The argument there advanced that a direction to convert the land into personalty and to divide it after the death of the life tenant indicated an intention to ascertain the testator’s heirs as of the time of the falling in of the life estate, rather than as of testator’s death, was used in connection with the significant fact that at the time of the making of the will there was only one person to whom the testator could have considered as coming within the class of his “heirs,” and at the death of the testator, there was still only one, and that, therefore, his direction to divide the remainder among a plurality of takers showed an intention of the testator that the one person who at his death would presumably constitute the class should not take the remainder (as well as the life estate), but that he presumed that at the end of the life estate he might have a plurality of heirs.

"We have no such case here.

Another significant fact in the Grantham v. Jinnette case, supra, and a fact upon which the Court laid emphasis in its opinion, was that the property directed to be sold and divided was not simply all of the property which had been left to the wife for life, but was “all property, real and personal, left by her under item 3 of the will.”

This decision cannot be. held to sustain the contention of the appellants in the case at bar.

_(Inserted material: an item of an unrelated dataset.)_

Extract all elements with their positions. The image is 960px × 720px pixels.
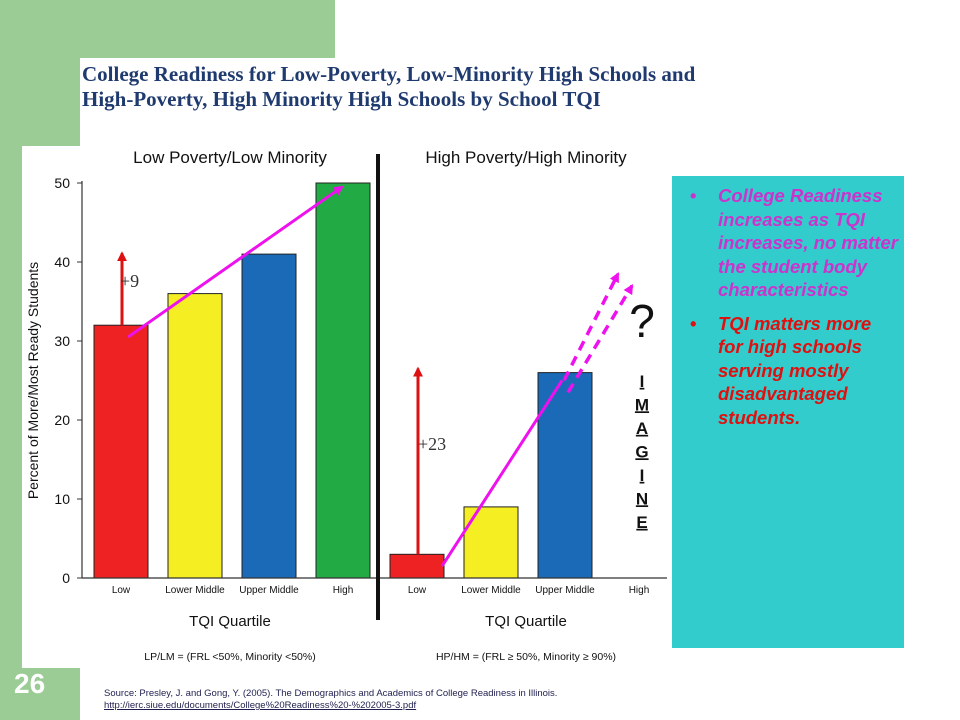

*383Nor do we tbink the fact that the will contains no specific words of gift in remainder, other than the inference from the direction to sell and to divide the proceeds, can be held to delay the vesting of said estates, since the enjoyment of the remainders is postponed only in the interest of the life tenant, and not in view of the character or quality of the remaindermen. Fairly v. Kline, 2 Pennington (N. J.), 754; 4 Am. Dec., 414; In re Thomman's Estate, 161 Pa., 444; 29 Atl., 84. It is clear from the face of the will that the distribution among the testator’s children was postponed in order to make a comfortable provision for the widow, and that, too, “in lieu of her dower and thirds,” and not on account of anything affecting the children (their arriving at a certain age, marrying, etc.) so as to cause him to attach any condition to the legacies.

In Underhill on Wills, sec. 866, this position is treated as follows:

“A legacy will the more readily be construed as vested in every case where there is no other gift than a direction to pay or to distribute money, if it is apparent that the payment or the distribution was postponed, not in order that the legatee should personally perform some act or acquire some personal qualification as a condition precedent to payment, but where the postponement is clearly intended for the benefit of some one who takes a prior interest, or, in the language of the eases, where the postponement is ‘for the convenience of the estate.’ ”

After a careful investigation of the record and the authorities on the subject, we are of the opinion that his Honor’s judgment was correct, and that it must be upheld.

We deem it proper to say that, in considering this appeal, we have found the excellent briefs filed by counsel on both sides of material aid and assistance.